Figure. Morphology and structure characteristics of face-centered cubic C₆₀ molecular crystal, C₆₀ polymer crystal and LOPC crystal.

Supported by the National Natural Science Foundation of China (Grant Nos. 51972299, 52003265), Professor Yanwu Zhu’s group in the University of Science and Technology of China has made progress in the preparation of novel carbon crystals. The research was published in Nature on January 12, 2023, with the title “Long-range ordered porous carbon produced from C₆₀”. (Article link: http://www.nature.com/articles/s41586-022-05532-0).

Carbon atoms form crystals such as graphite and diamond via different hybridizations, leading to distinct properties and applications. Based on the sp² hybridization, carbon atoms can also be assembled into several well-known nanostructures such as fullerenes, carbon nanotubes, graphene and graphdiyne, from which more interesting properties are defined. Recent progress in carbon materials indicates that carbon crystals can be prepared starting from fullerenes, which have a well-defined structure, demonstrating a more rational preparation for architectural carbons. However, in the previously reported research based on fullerenes, the yield of the final carbon crystals is typically low yet with much impurity; it is challenging to obtain carbon crystals with well-controlled structures and tunable properties that can be used for systematic characterizations and extensive application studies.

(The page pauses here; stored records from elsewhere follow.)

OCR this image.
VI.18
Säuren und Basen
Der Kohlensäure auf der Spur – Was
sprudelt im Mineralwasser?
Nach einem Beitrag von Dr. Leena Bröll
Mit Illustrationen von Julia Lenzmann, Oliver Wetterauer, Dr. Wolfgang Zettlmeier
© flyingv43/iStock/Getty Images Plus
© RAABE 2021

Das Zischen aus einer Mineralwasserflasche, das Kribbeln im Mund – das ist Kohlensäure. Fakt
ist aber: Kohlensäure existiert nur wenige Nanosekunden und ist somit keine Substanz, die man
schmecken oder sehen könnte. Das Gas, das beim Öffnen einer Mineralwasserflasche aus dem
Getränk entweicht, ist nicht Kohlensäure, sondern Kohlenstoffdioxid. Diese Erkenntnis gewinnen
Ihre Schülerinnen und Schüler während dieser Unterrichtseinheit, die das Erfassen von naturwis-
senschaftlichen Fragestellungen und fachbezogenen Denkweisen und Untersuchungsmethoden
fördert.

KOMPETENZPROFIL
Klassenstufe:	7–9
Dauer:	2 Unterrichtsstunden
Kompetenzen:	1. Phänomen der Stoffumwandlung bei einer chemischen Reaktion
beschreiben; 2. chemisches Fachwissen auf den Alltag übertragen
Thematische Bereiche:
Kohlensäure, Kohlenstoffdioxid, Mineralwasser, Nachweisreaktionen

Based on the previous research, Zhu’s group has utilized a method of charge injection to fullerene C₆₀ molecular crystal with lithium nitride (α-Li₃N), for the transformation of intermolecular interface in the atomic-level precision. At ambient pressure and 440-600 ℃, the face-centered cubic C₆₀ molecular crystal is transformed to C₆₀ polymer crystal and LOPC crystal, on a gram scale, as shown in the Figure. Through the collaboration of research groups from Southeast University, China Spallation Neutron Source, National Synchrotron Radiation Laboratory, Southern University of Science and Technology, Institute of Semiconductors of the Chinese Academy of Sciences, Institute of Basic Sciences in Republic of Korea, the microstructures, spectral features, fine electronic structures and electrical properties of LOPC have been systematically characterized. The research indicates that a dipole is introduced by the charge injection into the C₆₀ molecule, which may propagate along certain direction in C₆₀ molecular crystal, resulting in the lower reaction barrier of cycloaddition reactions between C₆₀ molecules. Further reactions (higher reaction temperature, more charge injection, longer reaction time) transform the intermolecular sp³ connection into curved sp² structure, but the positions of C₆₀ cages maintain good long-range order, as shown in the Figure below.

This research has largely expanded the preparation technique of novel artificial carbon crystals and provided new insight for exploring the structure of more diversified carbon crystals.